How high-performance computing has changed the world

Supercomputers are nowadays essential tools for a multitude of scientific problems. This article will discuss different paradigms of science and the role supercomputers have in them.

The three paradigms of science

In scientific research, various methods are used to find explanations for natural phenomena and make predictions about their behavior. The traditional methods are experimental and theoretical, the two traditional paradigms of science. Experimental science is based on observations and measurements. Theoretical science develops models, sometimes called laws of nature, which fit or “explain” measurements and, in the best case, predict phenomena that have not yet been observed. Since the mid 20th century, experimental and theoretical science have been complemented by computational science. Computational science can be defined as a discipline concerned with the design, implementation, and use of mathematical models to analyse and solve scientific problems via computer simulations and numerical analysis. The three disciplines or paradigms are often strongly interlinked.

Experimental science

Early astronomy is an example of experimental science. Ancient astronomers watched the skies first with bare eyes and then with telescopes and recorded the positions and movements of the Sun, the Moon, the planets of our solar system and some stars. They noted that their observations followed specific patterns. Similarly, one can drop stones of various weights from towers of different heights and measure the time it takes for the stones to hit the ground.
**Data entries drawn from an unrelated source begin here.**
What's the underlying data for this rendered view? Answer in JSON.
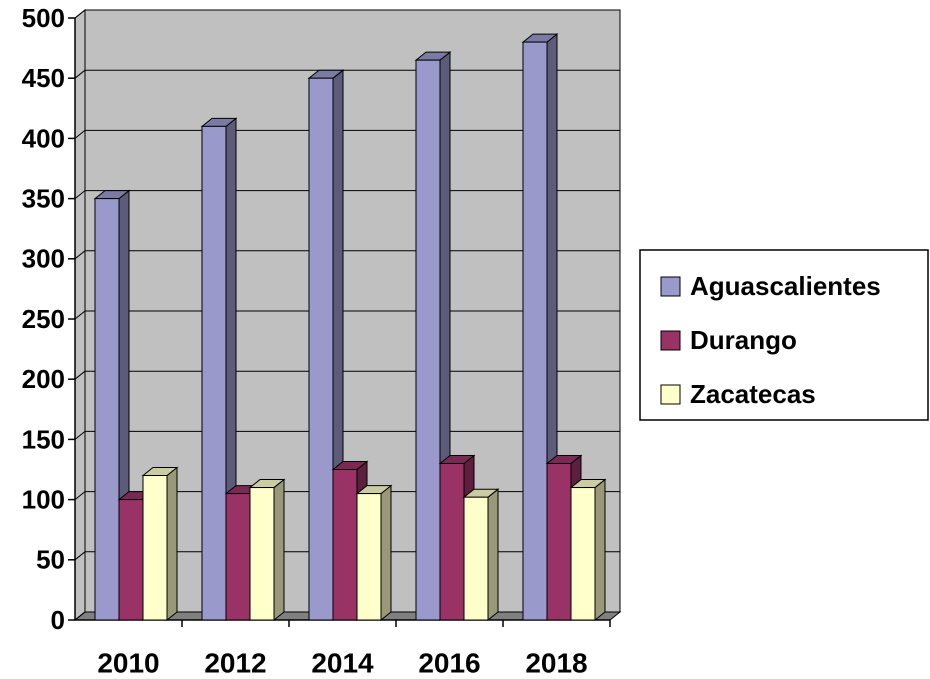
{
  "chart_data": {
    "type": "bar3d",
    "categories": [
      "2010",
      "2012",
      "2014",
      "2016",
      "2018"
    ],
    "series": [
      {
        "name": "Aguascalientes",
        "color": "#9999cc",
        "values": [
          350,
          410,
          450,
          465,
          480
        ]
      },
      {
        "name": "Durango",
        "color": "#993366",
        "values": [
          100,
          105,
          125,
          130,
          130
        ]
      },
      {
        "name": "Zacatecas",
        "color": "#ffffcc",
        "values": [
          120,
          110,
          105,
          102,
          110
        ]
      }
    ],
    "ylim": [
      0,
      500
    ],
    "yticks": [
      0,
      50,
      100,
      150,
      200,
      250,
      300,
      350,
      400,
      450,
      500
    ],
    "grid": true,
    "legend": "right"
  }
}
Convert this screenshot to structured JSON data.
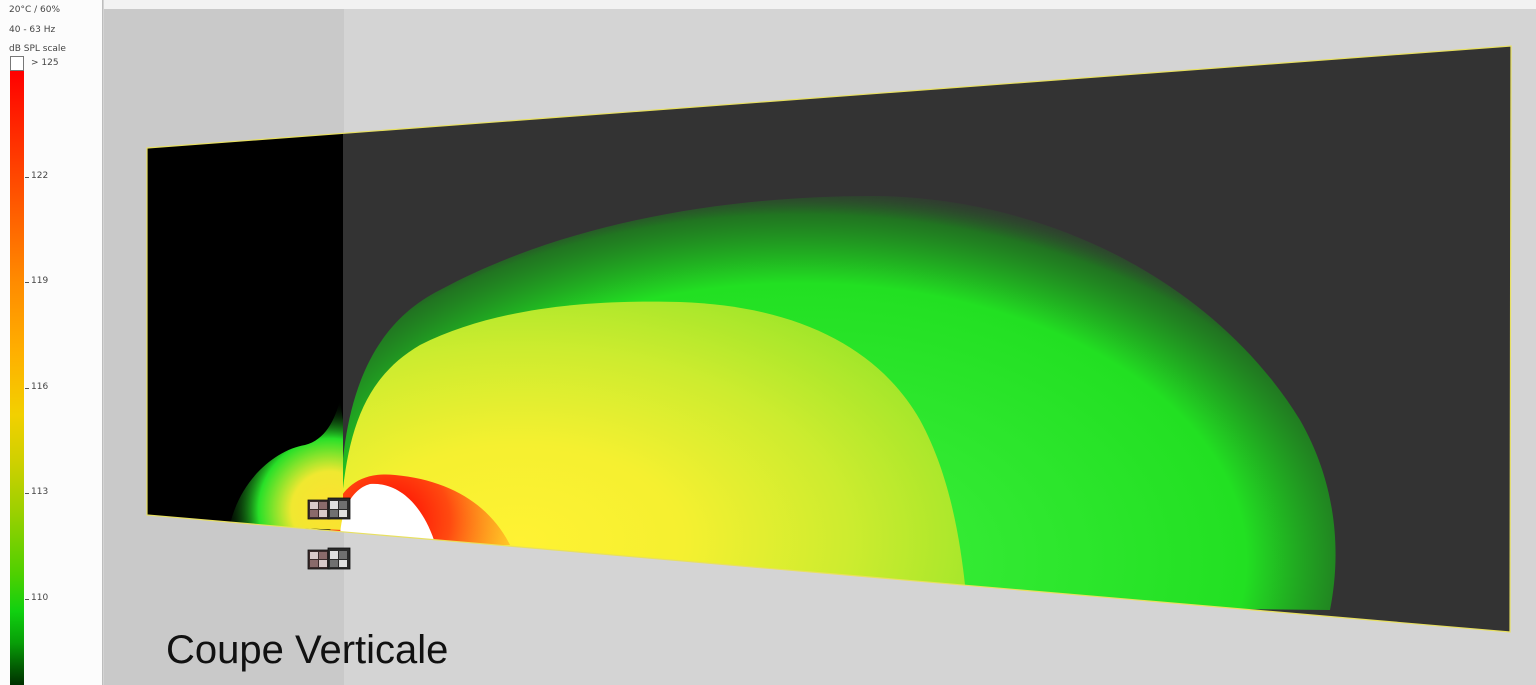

Likewise, the random movement of small particles in liquid (Brownian motion) can be observed with microscopes, elementary particles with particle accelerators, etc.

Different experiments require widely different measurement apparatuses, and carrying out experiments can be very expensive. Nevertheless, experimental science can be considered as the fundamental paradigm: theories and computer simulations are, after all, confirmed or rejected based on the measurements.

Theoretical science

Based on the observations, one may predict the sunset time for a given day and say that the flight time of a rock is roughly the same regardless of its weight when dropped from the same height, and so on. Next, a theoretical scientist takes a look at the results and wonders how they can explain them. For the movement these bodies, mathematical models for gravity and dynamics developed by Newton were able to produce predictions that fit the measured results very nicely.

This is an example of the interplay between the experimental and theoretical approaches. Usually, observations come first, and then a theory is developed to explain them. But not always; for example, Paul Dirac first predicted the existence of the positron (the electron’s antiparticle) in 1931 from a purely theoretical point of view. Subsequently, Carl Anderson confirmed the existence of the positron experimentally in 1932 and received a Nobel prize in 1936 for his discovery.

Computational science

However, there are limits to what can be done with pen and paper or what kind of experiments can be set up. For example, continuing with the astronomical theme, it is easy enough to write down the equations that describe the motion of the Sun, the Moon, and the Earth. This is a so-called three-body problem, a relatively simple group of equations that, however, cannot be solved in closed form. That is, there is no formula where one can plug in time to get the positions of the heavenly bodies involved. Nevertheless, an approximate solution can be found numerically.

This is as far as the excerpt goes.